O outro legado social muito grande é a importância da educação, porque a educação foi destruída, usada na época da dor, do inominável. Mas na época da pandemia, as crianças foram as mais afetadas sem aula nessa perspectiva do social e, por consequência disso, as mulheres. O confinamento trouxe tripla tarefa para as mulheres que já cuidavam de casa, das crianças e dos idosos. É aí que surge planetariamente o conceito de política de cuidados. Isso é um legado histórico enorme, porque o cuidado deixou de ser naturalizado. É isso que as mulheres feministas fizeram, sobretudo nós, da área da saúde. A desnaturalização do cuidado como sendo de responsabilidade única da mulher e passando para uma política do cuidado, que é responsabilidade do Estado, da sociedade e da família e da mulher. E nos mostrou também a falta de creches, a falta de escola e o acesso da população idosa a equipamentos de acolhimento. Não essas casas que a família joga, os idosos que não tem depósito. Seu legado muito grande, na minha perspectiva, deixou um legado muito violento da perda social do novo. E acho que este governo do presidente Lula está tentando e está conseguindo retomar hoje, com a aprovação da política do salário-mínimo como política de Estado,

— Você é da geração jovem em 1964, viveu o trauma do golpe, mas também, paradoxalmente, no momento posterior, um período de efervescência política e cultural do Brasil até 1968. Como aquilo que aconteceu nos anos 1960 ainda reverbera no imaginário político e cultural?

— Foi um privilégio, sobretudo porque eu sou da geração que foi à luta, que esteve em todos os momentos, no mesmo tempo que estava nos festivais, estava na luta, tudo a gente fazia um espaço de luta cultural muito grande.

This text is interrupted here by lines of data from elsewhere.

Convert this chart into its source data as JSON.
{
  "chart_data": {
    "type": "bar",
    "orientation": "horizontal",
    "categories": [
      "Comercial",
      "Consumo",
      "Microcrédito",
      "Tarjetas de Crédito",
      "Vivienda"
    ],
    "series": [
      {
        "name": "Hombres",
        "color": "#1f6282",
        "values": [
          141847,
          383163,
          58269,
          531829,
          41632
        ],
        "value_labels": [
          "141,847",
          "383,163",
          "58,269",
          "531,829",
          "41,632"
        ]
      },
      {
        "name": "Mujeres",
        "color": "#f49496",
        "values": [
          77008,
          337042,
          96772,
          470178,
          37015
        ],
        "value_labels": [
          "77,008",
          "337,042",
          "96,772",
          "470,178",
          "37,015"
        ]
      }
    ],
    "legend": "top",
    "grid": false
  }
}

Você vê Milton Nascimento, Elis Regina e Rita Lee, Gal Costa, Maria Bethânia, Caetano Veloso, Gilberto Gil, Paulinho da Viola, Chico Buarque… O Zé Kéti. Como não falar de Zé Kéti, da Zezé Motta… Foi um período muito importante, reverbera até hoje e, naquele momento, reverberou na resistência. Quero deixar inclusive um tributo aqui a todos os artistas, homens e mulheres, seja do palco, da voz, do canto, da dança… Tiveram um papel fundamental, um lugar de destaque absoluto, foram nossos porta vozes. Agora tem Margareth Menezes no Ministério da Cultura, com a força que ela traz da mulher negra, do canto negro, do canto nordestino, do canto baiano… É muito forte isso. O Brasil é uma reverberação através  através da música, através da cultura. Infelizmente perdemos alguns: a Gal Costa, Rita Lee, o Erasmo Carlos, o Aldir Blanc… Vivemos um deserto, mas semeamos na resistência e estamos colhendo agora com Lula todas as sementes da liberdade que plantamos na resistência. Estamos colhendo. E eu tenho certeza que o jardim da sociedade está florescendo. É uma primavera de agora, uma nova primavera depois do golpe. Eu quero até terminar dizendo que eu tenho muito orgulho de ter 79 anos, com muita luta, muita determinação, muita energia e a oportunidade que a vida me deu de ser mulher ativa nesse momento de resgate histórico da liberdade no nosso país. Para mim é um privilégio histórico viver novamente um terceiro mandato do presidente Lula.